Woman’s Refusal Of Transfusion Complicates Nature Of Charges
GREENWICH — When Carol Ferenz stood by her religious principles, it may have cost her life. It certainly left authorities in a quandary about her son.
Ferenz, a Jehovah’s Witness, turned down a blood transfusion after she was stabbed multiple times in her Greenwich home on New Year’s Eve. The Westchester County Medical Examiner in New York said her death was a homicide caused by blood loss due to stab wounds.
Her 42-year-old son, Stephen Ferenz, who is mentally ill, is charged with two counts of first-degree assault. Authorities are weighing whether to charge him with homicide, evaluating whether the victim’s decision to refuse a transfusion played a central role in her death.
“Certainly it had to play some role,” said prosecutor Jim Bernardi. “At this point the degree to which it affected the outcome is still awaiting a review of the medical records.”
The Jehovah’s Witnesses shun the outside world in many respects. They cite verses in Leviticus and Acts that they say forbid blood transfusions. One often-cited Leviticus passage reads: “Whatsoever man … eats any manner of blood, I will cut him off from among his people.”

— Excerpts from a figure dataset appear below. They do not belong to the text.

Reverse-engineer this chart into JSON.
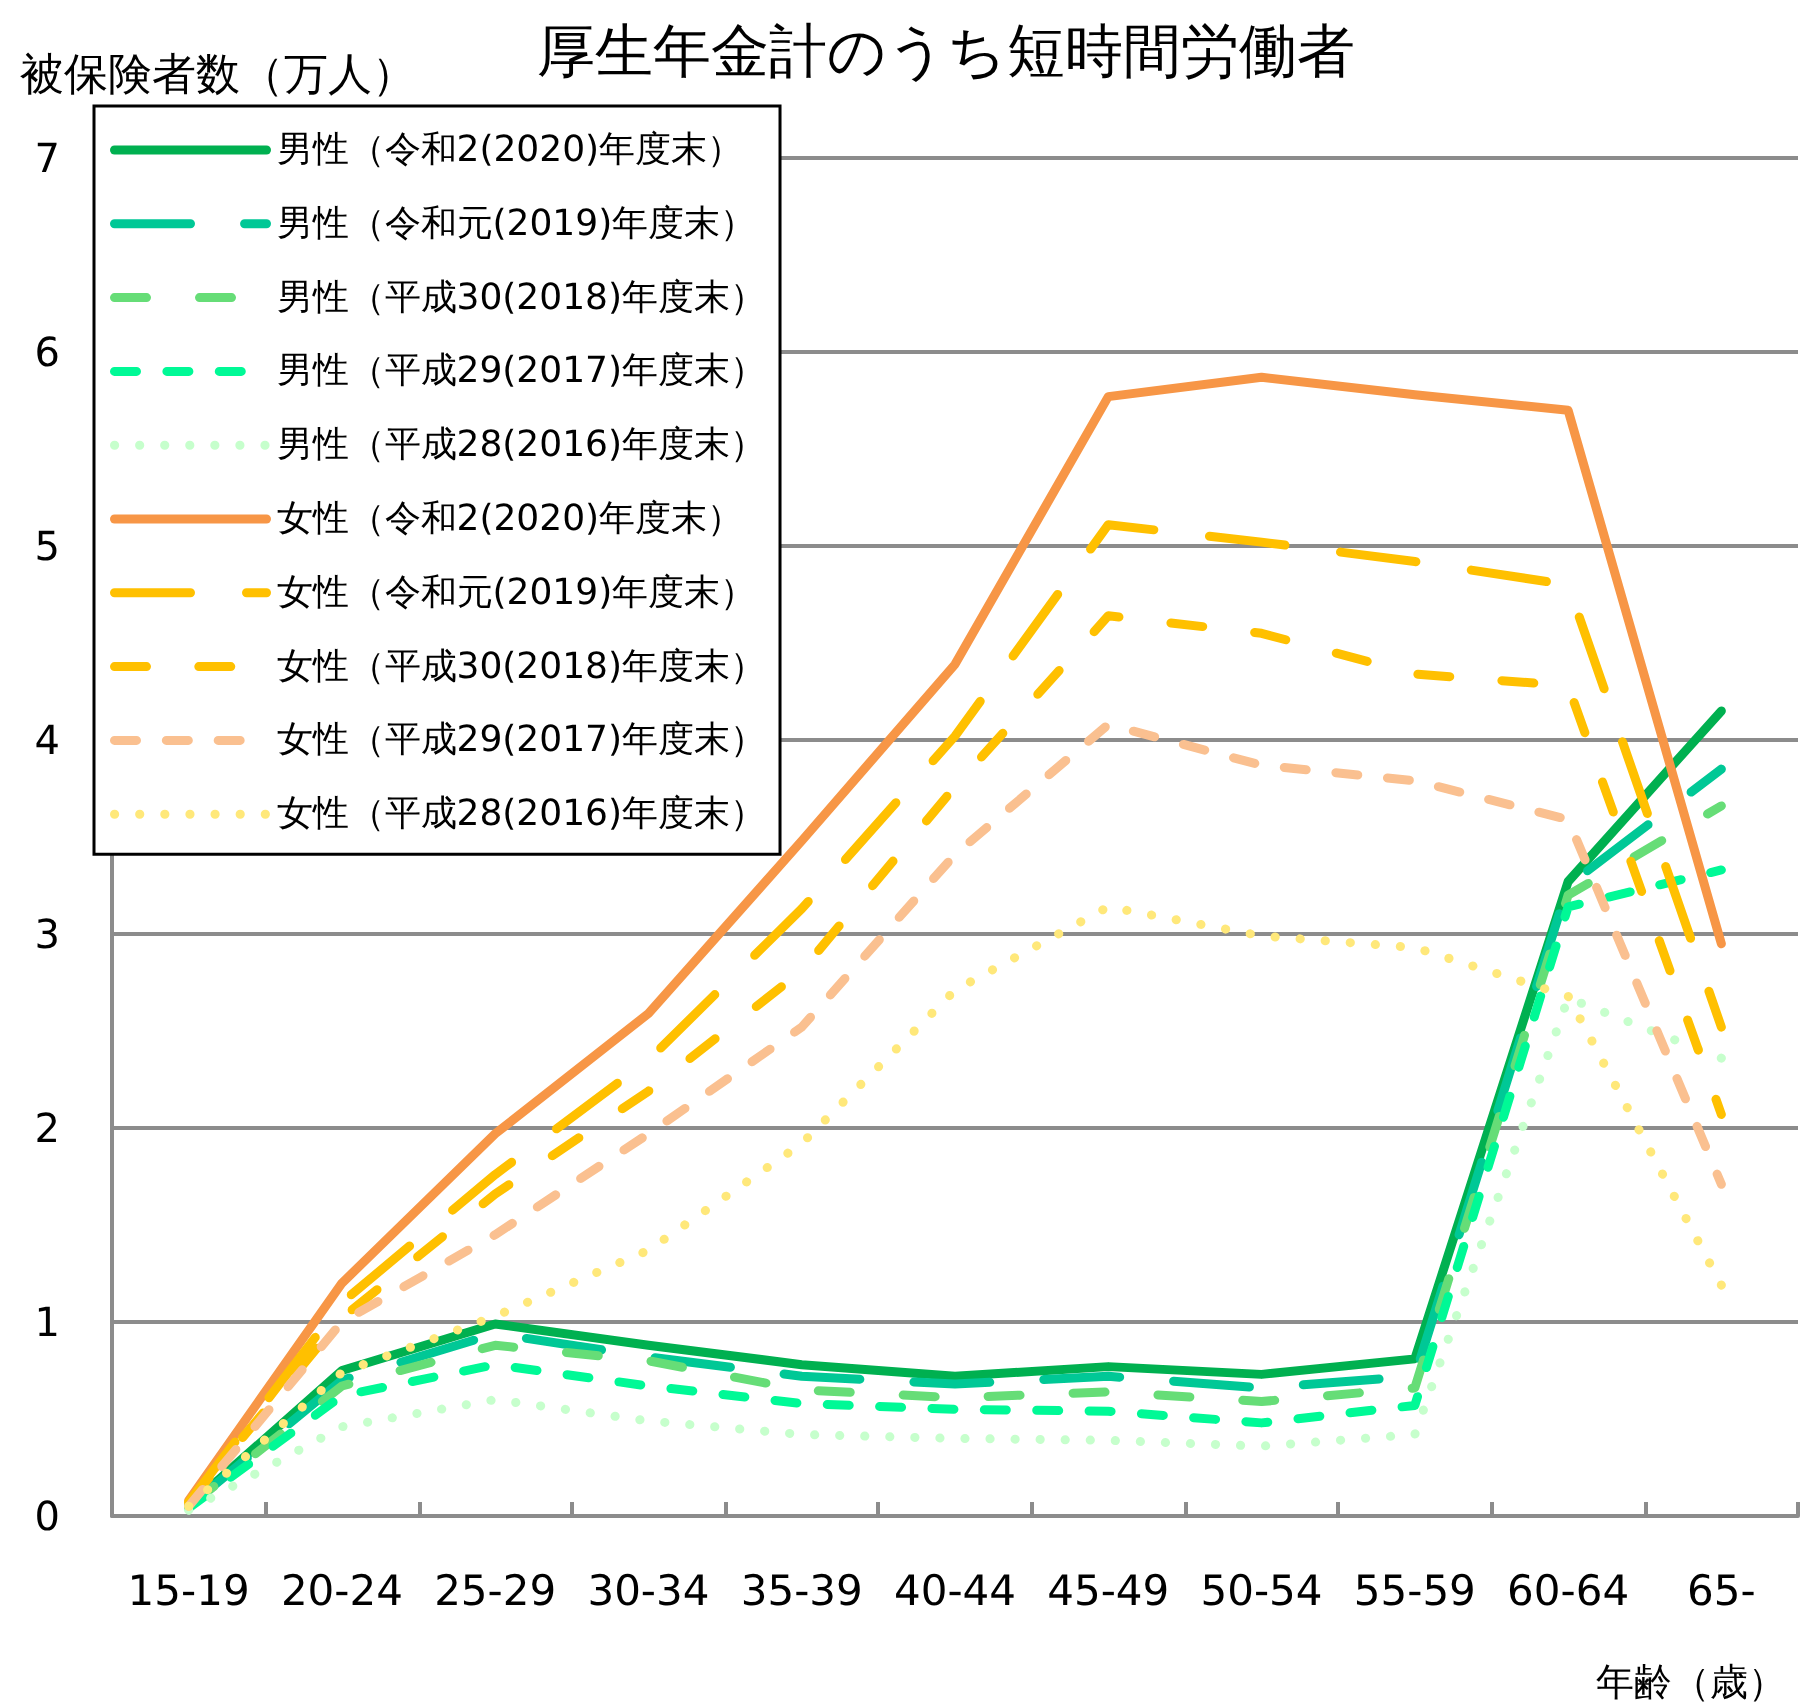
{
  "chart_data": {
    "type": "line",
    "title": "厚生年金計のうち短時間労働者",
    "xlabel": "年齢（歳）",
    "ylabel": "被保険者数（万人）",
    "categories": [
      "15-19",
      "20-24",
      "25-29",
      "30-34",
      "35-39",
      "40-44",
      "45-49",
      "50-54",
      "55-59",
      "60-64",
      "65-"
    ],
    "ylim": [
      0,
      7
    ],
    "yticks": [
      0,
      1,
      2,
      3,
      4,
      5,
      6,
      7
    ],
    "grid": "y",
    "legend": "top left",
    "marker": "none",
    "series": [
      {
        "name": "男性（令和2(2020)年度末）",
        "color": "#00b050",
        "line_style": "solid",
        "values": [
          0.05,
          0.75,
          0.99,
          0.88,
          0.78,
          0.72,
          0.77,
          0.73,
          0.81,
          3.27,
          4.15
        ]
      },
      {
        "name": "男性（令和元(2019)年度末）",
        "color": "#00c896",
        "line_style": "dashed",
        "values": [
          0.05,
          0.7,
          0.94,
          0.82,
          0.72,
          0.68,
          0.72,
          0.66,
          0.72,
          3.25,
          3.85
        ]
      },
      {
        "name": "男性（平成30(2018)年度末）",
        "color": "#66dd77",
        "line_style": "dashed",
        "values": [
          0.05,
          0.67,
          0.88,
          0.8,
          0.65,
          0.61,
          0.64,
          0.59,
          0.66,
          3.2,
          3.66
        ]
      },
      {
        "name": "男性（平成29(2017)年度末）",
        "color": "#00f996",
        "line_style": "dashed",
        "values": [
          0.04,
          0.62,
          0.78,
          0.67,
          0.58,
          0.55,
          0.54,
          0.48,
          0.57,
          3.14,
          3.33
        ]
      },
      {
        "name": "男性（平成28(2016)年度末）",
        "color": "#c6ffcc",
        "line_style": "dotted",
        "values": [
          0.03,
          0.46,
          0.6,
          0.49,
          0.42,
          0.4,
          0.39,
          0.36,
          0.42,
          2.67,
          2.36
        ]
      },
      {
        "name": "女性（令和2(2020)年度末）",
        "color": "#f79646",
        "line_style": "solid",
        "values": [
          0.08,
          1.2,
          1.97,
          2.59,
          3.48,
          4.39,
          5.77,
          5.87,
          5.78,
          5.7,
          2.95
        ]
      },
      {
        "name": "女性（令和元(2019)年度末）",
        "color": "#ffc000",
        "line_style": "dashed",
        "values": [
          0.07,
          1.1,
          1.76,
          2.35,
          3.13,
          4.02,
          5.11,
          5.02,
          4.92,
          4.8,
          2.52
        ]
      },
      {
        "name": "女性（平成30(2018)年度末）",
        "color": "#ffc000",
        "line_style": "dashed",
        "values": [
          0.07,
          1.02,
          1.66,
          2.19,
          2.81,
          3.76,
          4.64,
          4.55,
          4.34,
          4.28,
          2.07
        ]
      },
      {
        "name": "女性（平成29(2017)年度末）",
        "color": "#fac090",
        "line_style": "dashed",
        "values": [
          0.05,
          1.0,
          1.45,
          1.97,
          2.52,
          3.41,
          4.08,
          3.87,
          3.79,
          3.59,
          1.71
        ]
      },
      {
        "name": "女性（平成28(2016)年度末）",
        "color": "#ffe87a",
        "line_style": "dotted",
        "values": [
          0.05,
          0.74,
          1.03,
          1.37,
          1.92,
          2.71,
          3.14,
          2.99,
          2.93,
          2.68,
          1.19
        ]
      }
    ]
  }
}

Ferenz, who was arraigned Jan. 2 and is being held with bail set at $1 million bond under a suicide watch, is due back in court Tuesday.

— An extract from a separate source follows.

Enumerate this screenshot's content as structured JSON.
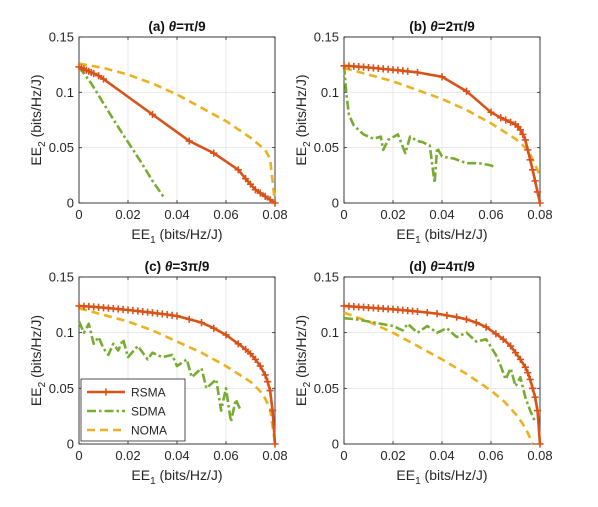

A similar case occurred in 1998 in California, when a Jehovah’s Witness who was hit by a drunken driver refused a blood transfusion and died. The 32-year-old driver, Keith Cook, blamed Jadine Russell’s death on her religious faith, but Cook was convicted of manslaughter and sentenced to 10 years in prison.
Most defenses in such cases fail, said Laurie Levenson, a criminal law professor at Loyola Law School.
“Overwhelmingly, the person who inflicted the harm is still responsible, notwithstanding the victim’s decision to reject medical treatment,” Levenson said. “The issue is who caused her death – her son or her decision not to have the blood transfusion.”
But Levenson said prosecutors are wise to proceed cautiously, noting that the reaction of jurors is unpredictable.
“It’s out of the ordinary. They [prosecutors] tend to pause because they realize it’s a more complicated case,” Levenson said.
Ferenz, 63, was stabbed in the chest and arm with a household knife. She was taken to Greenwich Hospital and later to Westchester Medical Center in Valhalla, N.Y., where she died on New Year’s Day.
“She looked the doctor in the eye and said, ‘No transfusion, no blood,'” her husband, said Andrew Ferenz, her husband.
He said he was not sure whether the lack of a transfusion contributed to her death. He said at one point he asked a doctor if his wife could have a transfusion, but said his wife had already given her instructions.
Ferenz said his son has been on medication for 25 years.
He said “no way” should his son be charged with homicide.
“He doesn’t know what he’s doing,” Ferenz said. “He needs help.”